The Codex Regius is arguably the most important extant source on Norse mythology and Germanic heroic legends. From the early 19th century onwards, it has had a powerful influence on later Scandinavian literatures. Not only by its stories, but also by the visionary force and the dramatic quality of many of the poems.
It has also become an inspiring model for many later innovations in poetic meter, particularly in Nordic languages, offering many varied examples of terse, stress-based metrical schemes that lack any final rhyme by instead using alliterative devices and strongly-concentrated imagery. Poets who have acknowledged their debt to the Codex Regius include Vilhelm Ekelund, August Strindberg, J. R. R. Tolkien, Ezra Pound, Jorge Luis Borges, and Karin Boye.
Codex Regius was written during the 13th century, but nothing was known of its whereabouts until 1643, when it came into the possession of Brynjólfur Sveinsson, then Bishop of Skálholt. At the time, versions of the Edda were known in Iceland, but scholars speculated that there once was another Edda, an Elder Edda, which contained the pagan poems that Snorri quotes in his Edda.
When Codex Regius was discovered, it seemed that the speculation had proved, but modern scholarly research has shown that Edda was likely written first and the two were, at most, connected by a common source.
The Prose Edda, also known as the Younger Edda, Snorri’s Edda (Icelandic: Snorra Edda) or, historically, simply as Edda, is an Old Norse work of literature written in Iceland during the early 13th century.
The work is often assumed to have been written, or at least compiled, by the Icelandic scholar, lawspeaker, and historian Snorri Sturluson c. 1220. It is considered the fullest and most detailed source for modern knowledge of Germanic mythology.

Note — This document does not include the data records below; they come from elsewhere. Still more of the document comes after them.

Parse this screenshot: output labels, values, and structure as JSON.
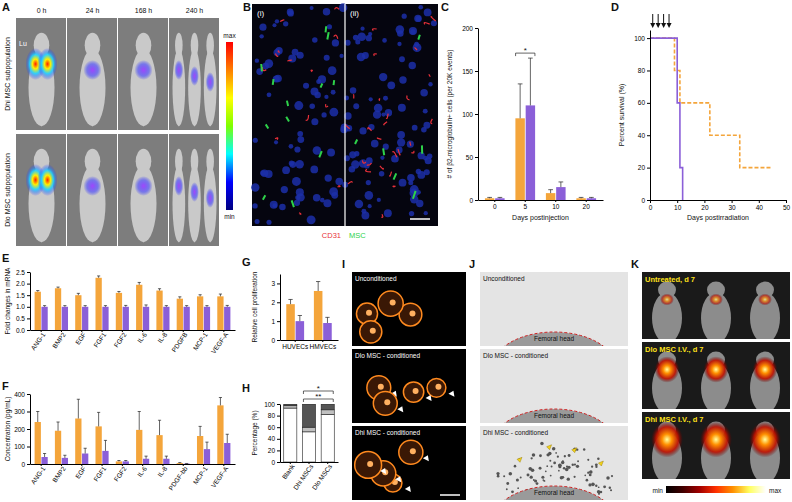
{
  "panel_labels": [
    "A",
    "B",
    "C",
    "D",
    "E",
    "F",
    "G",
    "H",
    "I",
    "J",
    "K"
  ],
  "images": {
    "A": {
      "columns": [
        "0 h",
        "24 h",
        "168 h",
        "240 h"
      ],
      "rows": [
        "Dhi MSC subpopulation",
        "Dlo MSC subpopulation"
      ],
      "organ_label": "Lu",
      "colorbar": [
        "max",
        "min"
      ]
    },
    "B": {
      "subpanels": [
        "(i)",
        "(ii)"
      ],
      "stains": [
        {
          "text": "CD31",
          "color": "#e8303a"
        },
        {
          "text": "MSC",
          "color": "#2ed24a"
        }
      ]
    },
    "I": {
      "rows": [
        "Unconditioned",
        "Dlo MSC - conditioned",
        "Dhi MSC - conditioned"
      ]
    },
    "J": {
      "rows": [
        "Unconditioned",
        "Dlo MSC - conditioned",
        "Dhi MSC - conditioned"
      ],
      "landmark": "Femoral head"
    },
    "K": {
      "rows": [
        "Untreated, d 7",
        "Dlo MSC I.V., d 7",
        "Dhi MSC I.V., d 7"
      ],
      "colorbar": [
        "min",
        "max"
      ]
    }
  },
  "chart_data": [
    {
      "type": "bar",
      "categories": [
        "0",
        "5",
        "10",
        "20"
      ],
      "xlabel": "Days postinjection",
      "ylabel": "# of β2-microglobulin+ cells (per 20K events)",
      "ylim": [
        0,
        200
      ],
      "yticks": [
        0,
        50,
        100,
        150,
        200
      ],
      "series": [
        {
          "color": "#f4a53b",
          "values": [
            2,
            95,
            8,
            2
          ],
          "errors": [
            1,
            40,
            4,
            1
          ]
        },
        {
          "color": "#8b5fd8",
          "values": [
            2,
            110,
            15,
            2
          ],
          "errors": [
            1,
            55,
            6,
            1
          ]
        }
      ],
      "annotations": [
        {
          "text": "*",
          "categories": [
            1
          ]
        }
      ]
    },
    {
      "type": "step",
      "xlabel": "Days postirradiation",
      "ylabel": "Percent survival (%)",
      "xlim": [
        0,
        50
      ],
      "xticks": [
        0,
        10,
        20,
        30,
        40,
        50
      ],
      "ylim": [
        0,
        105
      ],
      "yticks": [
        0,
        20,
        40,
        60,
        80,
        100
      ],
      "injection_days": [
        1,
        3,
        5,
        7
      ],
      "series": [
        {
          "color": "#f4a53b",
          "line_style": "dashed",
          "x": [
            0,
            9,
            11,
            22,
            33,
            45
          ],
          "values": [
            100,
            80,
            60,
            40,
            20,
            20
          ]
        },
        {
          "color": "#8b5fd8",
          "line_style": "solid",
          "x": [
            0,
            10,
            11,
            12
          ],
          "values": [
            100,
            60,
            20,
            0
          ]
        }
      ]
    },
    {
      "type": "bar",
      "categories": [
        "ANG-1",
        "BMP2",
        "EGF",
        "FGF1",
        "FGF2",
        "IL-6",
        "IL-8",
        "PDGFB",
        "MCP-1",
        "VEGF-A"
      ],
      "ylabel": "Fold changes in mRNA",
      "ylim": [
        0,
        2.5
      ],
      "yticks": [
        {
          "value": 0,
          "label": "0.0"
        },
        0.5,
        {
          "value": 1,
          "label": "1.0"
        },
        1.5,
        {
          "value": 2,
          "label": "2.0"
        },
        2.5
      ],
      "series": [
        {
          "color": "#f4a53b",
          "values": [
            1.65,
            1.8,
            1.5,
            2.25,
            1.6,
            1.95,
            1.7,
            1.35,
            1.45,
            1.45
          ],
          "errors": [
            0.05,
            0.05,
            0.08,
            0.08,
            0.06,
            0.1,
            0.08,
            0.08,
            0.07,
            0.1
          ]
        },
        {
          "color": "#8b5fd8",
          "values": [
            1,
            1,
            1,
            1,
            1,
            1,
            1,
            1,
            1,
            1
          ],
          "errors": [
            0.05,
            0.05,
            0.05,
            0.05,
            0.06,
            0.08,
            0.05,
            0.05,
            0.05,
            0.06
          ]
        }
      ]
    },
    {
      "type": "bar",
      "categories": [
        "ANG-1",
        "BMP2",
        "EGF",
        "FGF1",
        "FGF2",
        "IL-6",
        "IL-8",
        "PDGF-bb",
        "MCP-1",
        "VEGF-A"
      ],
      "ylabel": "Concentration (pg/mL)",
      "ylim": [
        0,
        400
      ],
      "yticks": [
        0,
        100,
        200,
        300,
        400
      ],
      "series": [
        {
          "color": "#f4a53b",
          "values": [
            240,
            190,
            260,
            215,
            15,
            195,
            165,
            5,
            160,
            335
          ],
          "errors": [
            60,
            50,
            110,
            80,
            5,
            105,
            85,
            3,
            55,
            45
          ]
        },
        {
          "color": "#8b5fd8",
          "values": [
            40,
            35,
            60,
            75,
            15,
            30,
            30,
            2,
            85,
            120
          ],
          "errors": [
            20,
            15,
            30,
            60,
            5,
            15,
            15,
            1,
            40,
            50
          ]
        }
      ]
    },
    {
      "type": "bar",
      "categories": [
        "HUVECs",
        "HMVECs"
      ],
      "ylabel": "Relative cell proliferation",
      "ylim": [
        0,
        3.5
      ],
      "yticks": [
        0,
        1,
        2,
        3
      ],
      "series": [
        {
          "color": "#f4a53b",
          "values": [
            1.9,
            2.6
          ],
          "errors": [
            0.25,
            0.5
          ]
        },
        {
          "color": "#8b5fd8",
          "values": [
            1.0,
            0.9
          ],
          "errors": [
            0.3,
            0.3
          ]
        }
      ]
    },
    {
      "type": "bar",
      "stacked": true,
      "categories": [
        "Blank",
        "Dhi MSCs",
        "Dlo MSCs"
      ],
      "ylabel": "Percentage (%)",
      "ylim": [
        0,
        100
      ],
      "yticks": [
        0,
        20,
        40,
        60,
        80,
        100
      ],
      "series": [
        {
          "color": "#ffffff",
          "values": [
            93,
            52,
            82
          ],
          "errors": [
            1,
            5,
            3
          ]
        },
        {
          "color": "#c0c0c0",
          "values": [
            4,
            8,
            8
          ]
        },
        {
          "color": "#555555",
          "values": [
            3,
            40,
            10
          ]
        }
      ],
      "annotations": [
        {
          "text": "**",
          "categories": [
            1,
            2
          ]
        },
        {
          "text": "*",
          "categories": [
            1,
            2
          ]
        }
      ]
    }
  ]
}
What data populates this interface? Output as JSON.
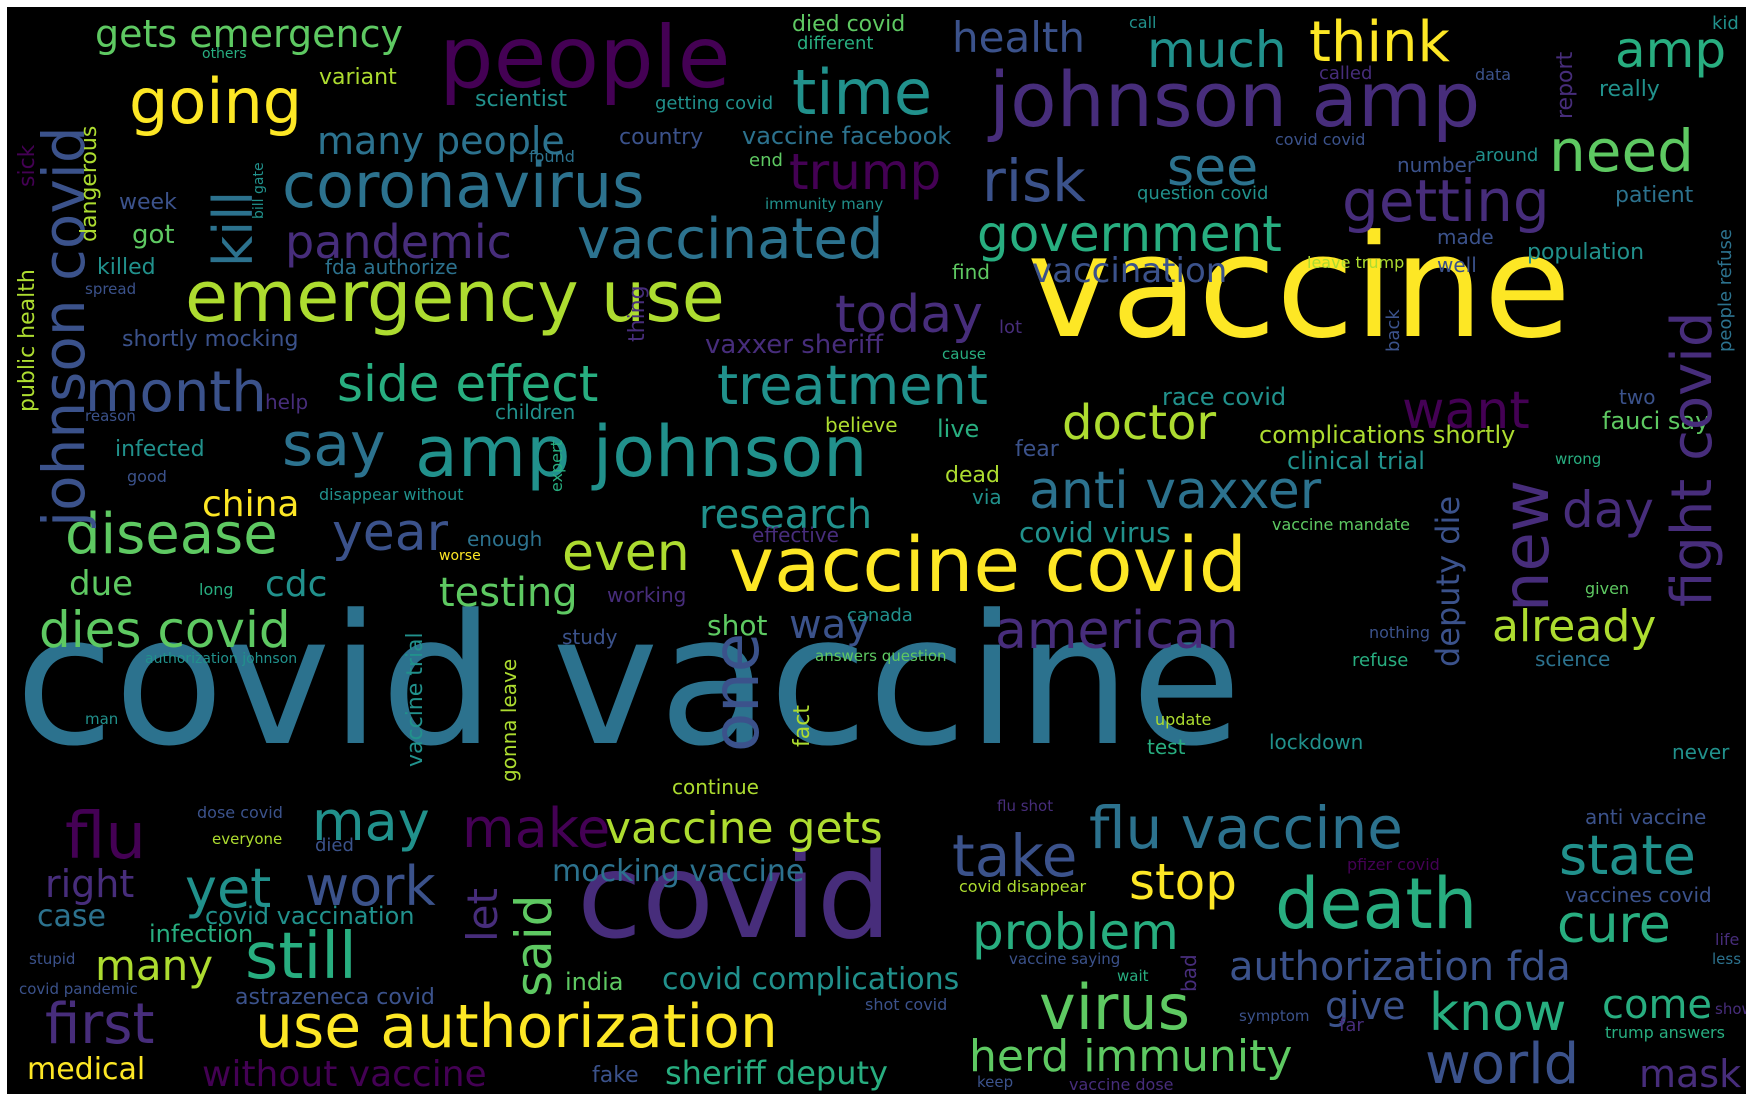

The Prose Edda was originally referred to as simply Edda, but was later titled the Prose Edda in modern collections to distinguish it from the collections titled Poetic Edda that are largely based on Codex Regius, a collection of poetry composed after Edda in 13th century Iceland.
At that time, versions of the Edda were well known in Iceland, but scholars speculated that there once was an Elder Edda which contained the poems which Snorri quotes in his Edda.